When I issues the 'testsaslauthd -u tobias -p passwd' I get this in my
2004-10-22T06:07:41 AS-REQ tobias@PLAYGROUND.NET from IPv4:192.168.44.12
2004-10-22T06:07:41 Using des3-cbc-sha1/des3-cbc-sha1
2004-10-22T06:07:41 sending 605 bytes to IPv4:192.168.44.12
2004-10-22T06:07:41 TGS-REQ tobias@PLAYGROUND.NET from
IPv4:192.168.44.12 for host/swiss.playground.net@PLAYGROUND.NET
2004-10-22T06:07:41 sending 620 bytes to IPv4:192.168.44.12
...so thats why I thought it was working against kerberos.
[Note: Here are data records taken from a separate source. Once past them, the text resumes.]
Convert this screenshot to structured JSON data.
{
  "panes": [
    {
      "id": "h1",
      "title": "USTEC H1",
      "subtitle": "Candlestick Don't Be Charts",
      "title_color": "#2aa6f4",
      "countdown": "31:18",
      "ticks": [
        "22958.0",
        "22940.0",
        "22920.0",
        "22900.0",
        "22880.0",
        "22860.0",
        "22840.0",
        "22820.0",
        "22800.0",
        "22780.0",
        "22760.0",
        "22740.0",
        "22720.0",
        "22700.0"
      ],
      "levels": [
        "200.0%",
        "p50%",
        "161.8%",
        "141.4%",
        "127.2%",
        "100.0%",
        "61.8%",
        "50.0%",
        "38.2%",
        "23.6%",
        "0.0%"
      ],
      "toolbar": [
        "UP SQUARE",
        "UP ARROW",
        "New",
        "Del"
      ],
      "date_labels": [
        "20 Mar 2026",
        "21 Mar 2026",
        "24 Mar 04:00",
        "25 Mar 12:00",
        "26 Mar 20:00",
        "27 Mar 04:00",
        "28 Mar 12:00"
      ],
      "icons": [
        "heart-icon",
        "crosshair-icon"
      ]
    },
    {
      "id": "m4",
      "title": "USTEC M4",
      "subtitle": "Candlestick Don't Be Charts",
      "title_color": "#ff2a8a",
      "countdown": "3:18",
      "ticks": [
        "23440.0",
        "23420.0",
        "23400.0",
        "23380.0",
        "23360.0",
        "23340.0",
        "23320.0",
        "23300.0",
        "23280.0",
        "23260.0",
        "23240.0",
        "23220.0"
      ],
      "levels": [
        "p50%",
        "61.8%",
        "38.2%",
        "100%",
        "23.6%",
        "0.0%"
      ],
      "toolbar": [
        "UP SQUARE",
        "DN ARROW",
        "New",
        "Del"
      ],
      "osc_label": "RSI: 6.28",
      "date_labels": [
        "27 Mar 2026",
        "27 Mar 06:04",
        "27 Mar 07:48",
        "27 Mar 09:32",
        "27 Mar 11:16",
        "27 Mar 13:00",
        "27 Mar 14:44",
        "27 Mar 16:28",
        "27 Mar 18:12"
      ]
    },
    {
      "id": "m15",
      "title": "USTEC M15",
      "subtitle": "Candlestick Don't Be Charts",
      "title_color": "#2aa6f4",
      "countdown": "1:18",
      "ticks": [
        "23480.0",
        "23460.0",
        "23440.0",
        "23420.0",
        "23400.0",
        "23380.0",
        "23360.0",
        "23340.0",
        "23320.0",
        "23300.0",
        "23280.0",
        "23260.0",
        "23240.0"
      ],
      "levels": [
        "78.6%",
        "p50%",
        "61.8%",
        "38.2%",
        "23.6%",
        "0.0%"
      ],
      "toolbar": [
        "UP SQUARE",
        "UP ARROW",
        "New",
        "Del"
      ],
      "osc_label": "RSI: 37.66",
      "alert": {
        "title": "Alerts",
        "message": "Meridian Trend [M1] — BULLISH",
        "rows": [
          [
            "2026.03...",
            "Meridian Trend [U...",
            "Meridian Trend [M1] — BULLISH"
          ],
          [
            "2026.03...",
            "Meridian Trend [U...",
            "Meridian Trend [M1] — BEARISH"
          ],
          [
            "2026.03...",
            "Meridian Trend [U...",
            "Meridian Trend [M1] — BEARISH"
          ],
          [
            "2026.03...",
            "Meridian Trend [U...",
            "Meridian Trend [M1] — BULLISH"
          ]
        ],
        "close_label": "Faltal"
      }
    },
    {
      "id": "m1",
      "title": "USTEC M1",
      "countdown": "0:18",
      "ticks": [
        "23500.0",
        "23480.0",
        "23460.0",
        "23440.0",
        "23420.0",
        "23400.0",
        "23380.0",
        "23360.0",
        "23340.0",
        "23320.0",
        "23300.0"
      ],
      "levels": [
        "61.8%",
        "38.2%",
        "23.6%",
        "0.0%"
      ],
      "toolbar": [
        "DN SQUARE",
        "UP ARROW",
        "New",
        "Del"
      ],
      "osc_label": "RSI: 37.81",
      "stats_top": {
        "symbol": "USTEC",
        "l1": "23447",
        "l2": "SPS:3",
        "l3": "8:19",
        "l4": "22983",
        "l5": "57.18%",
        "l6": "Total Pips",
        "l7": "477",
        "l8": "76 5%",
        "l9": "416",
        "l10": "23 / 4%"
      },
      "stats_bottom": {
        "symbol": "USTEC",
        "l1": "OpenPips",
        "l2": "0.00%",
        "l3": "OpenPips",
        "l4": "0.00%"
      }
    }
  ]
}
I didn't
think it was hitting ldap.
That will work. "user -> pam (pam_ldap) -> slapd -> saslauthd ->
kerberos". but what you are doing here are just simple binds.
So, is what I'm wanting to do even possible?
user -> some service -> pam (using pam_ldap.so) -> slapd (tries to auth
and continues to sasl) -> sasl -> kerberos(windows kdc).
The best solution is IMO to use kerberos directly i.e. getting a ticket
from your KDC first and use SASL/GSSAPI to connect to your services, but
that's another story and it requires your Client to understand kerberos.